Elle crie, la frayeur l'envahissant et la choquant comme un coup d'électricité. Face à elle, l'homme sursaute comme si c'était lui, le plus surpris d'entre eux deux. Il lève les yeux du carnet de dessins qu'il est en train de feuilleter – son carnet de dessin – et les pose sur elle. Ses sourcils sont froncés, l'inquiétude palpable dans son regard lorsqu'elle recule d'un pas, referme la serviette sur son corps nu pour protéger sa pudeur de son regard étranger.

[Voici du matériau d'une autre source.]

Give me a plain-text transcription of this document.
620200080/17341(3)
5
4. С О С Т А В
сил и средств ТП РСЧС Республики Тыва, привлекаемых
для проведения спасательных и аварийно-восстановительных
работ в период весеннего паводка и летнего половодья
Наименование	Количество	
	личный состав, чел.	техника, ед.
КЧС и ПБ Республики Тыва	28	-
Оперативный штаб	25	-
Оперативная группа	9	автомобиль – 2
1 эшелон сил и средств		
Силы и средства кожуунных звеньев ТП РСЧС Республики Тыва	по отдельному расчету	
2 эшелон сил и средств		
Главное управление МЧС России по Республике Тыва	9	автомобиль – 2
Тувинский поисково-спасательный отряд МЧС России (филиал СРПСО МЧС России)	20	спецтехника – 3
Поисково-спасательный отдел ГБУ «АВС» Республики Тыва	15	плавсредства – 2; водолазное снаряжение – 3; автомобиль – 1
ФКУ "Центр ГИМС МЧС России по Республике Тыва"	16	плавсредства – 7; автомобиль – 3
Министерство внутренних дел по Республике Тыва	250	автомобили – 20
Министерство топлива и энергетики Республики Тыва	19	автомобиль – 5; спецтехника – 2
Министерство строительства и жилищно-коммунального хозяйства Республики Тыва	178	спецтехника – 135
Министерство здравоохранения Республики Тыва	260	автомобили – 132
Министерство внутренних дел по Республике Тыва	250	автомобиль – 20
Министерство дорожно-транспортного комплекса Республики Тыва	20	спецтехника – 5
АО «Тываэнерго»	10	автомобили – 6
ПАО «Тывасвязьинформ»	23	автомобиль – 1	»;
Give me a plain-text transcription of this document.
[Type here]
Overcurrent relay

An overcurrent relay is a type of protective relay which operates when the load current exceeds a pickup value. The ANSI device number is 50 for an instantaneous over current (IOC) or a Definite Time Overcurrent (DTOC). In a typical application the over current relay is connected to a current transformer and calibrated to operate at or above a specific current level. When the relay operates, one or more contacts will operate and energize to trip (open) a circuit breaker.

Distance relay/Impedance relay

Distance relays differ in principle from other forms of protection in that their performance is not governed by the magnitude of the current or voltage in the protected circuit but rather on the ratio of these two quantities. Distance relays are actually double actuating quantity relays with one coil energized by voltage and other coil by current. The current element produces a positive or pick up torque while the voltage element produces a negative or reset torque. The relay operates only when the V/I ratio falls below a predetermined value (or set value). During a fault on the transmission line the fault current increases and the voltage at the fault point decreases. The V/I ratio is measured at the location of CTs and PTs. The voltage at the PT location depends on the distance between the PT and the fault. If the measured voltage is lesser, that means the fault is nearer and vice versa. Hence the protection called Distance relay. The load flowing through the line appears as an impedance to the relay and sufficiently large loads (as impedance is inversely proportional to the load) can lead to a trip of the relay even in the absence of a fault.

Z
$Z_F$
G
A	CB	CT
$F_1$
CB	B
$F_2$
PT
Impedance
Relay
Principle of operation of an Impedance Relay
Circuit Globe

"Clarke ?" demande-t-il, et sa voix, la façon dont il prononce son prénom, est familière, si familière... Tout comme l'émotion qui terrasse soudain ses entrailles, la douleur qui transperce son cœur et ses poumons.

"Qui – qui êtes-vous ?"

Dans les yeux de l'inconnu, l'inquiétude se transforme immédiatement en tristesse. Des larmes affluent à ses paupières en l'espace d'un battement de ses longs cils. Le poignard s'enfonce plus profondément dans la poitrine de Clarke avec la certitude qu'elle est censée le connaître, qu'elle est censée savoir qui il est, qu'elle est censée –

"C'est moi, Clarke," dit-il doucement, la voix serrée par les sanglots qui semblent l'étrangler. "Bellamy."

"Bellamy ?"

Le prénom familier se pose sur ses lèvres et roule sur sa langue. Soudain, tous les souvenirs lui reviennent en une seule fois. Le raz-de-marée s'abat sur elle sans prévenir et l'engloutit sous la puissance de son amour pour lui. Tout ce qu'ils ont partagé, la douleur de l'épreuve qu'ils vivent, la tristesse qui grandit en elle chaque minute écoulée.

Clarke s'effondre, la vague est trop forte, les émotions trop violentes, son désespoir trop intense.

Immédiatement, Bellamy est à ses côtés, mais ses mains la survolent sans se poser et ce qu'il demande alors finit de l'anéantir.

"Clarke – est-ce que je peux – est-ce que je peux te toucher ?"

Elle jette ses bras à son cou pour toute réponse devant la peur que lui provoque sa question. Comme s'ils étaient des inconnus l'un pour l'autre. Comme si la familiarité et la tendresse qu'ils ont l'un pour l'autre, tous les gestes d'amour et les moments de passion partagés ne signifiaient plus rien. Comme s'il avait besoin de son autorisation pour poser ses mains sur elle, dorénavant.

Ses cheveux mouillés perlent dans son dos, sa peau encore humide trempe son t-shirt. Les larmes de Bellamy coulent dans son cou tandis que les siennes inondent ses joues, ses lèvres, son menton.

"Je ne peux pas, Bellamy. Je ne peux pas. Je ne peux pas. Je ne peux pas."

Combien de fois devra-t-elle se le répéter ? Combien de fois devra-t-elle se le dire alors qu'elle sait au fond d'elle que –

"Tu peux, Clarke. Tu peux tout affronter. Tu peux tout vaincre, tout réussir. Tu peux."

C'est peut-être ce qui la blesse le plus, qu'au fond d'elle, elle sache qu'il dit la vérité. Qu'elle peut le faire. Elle le fait déjà.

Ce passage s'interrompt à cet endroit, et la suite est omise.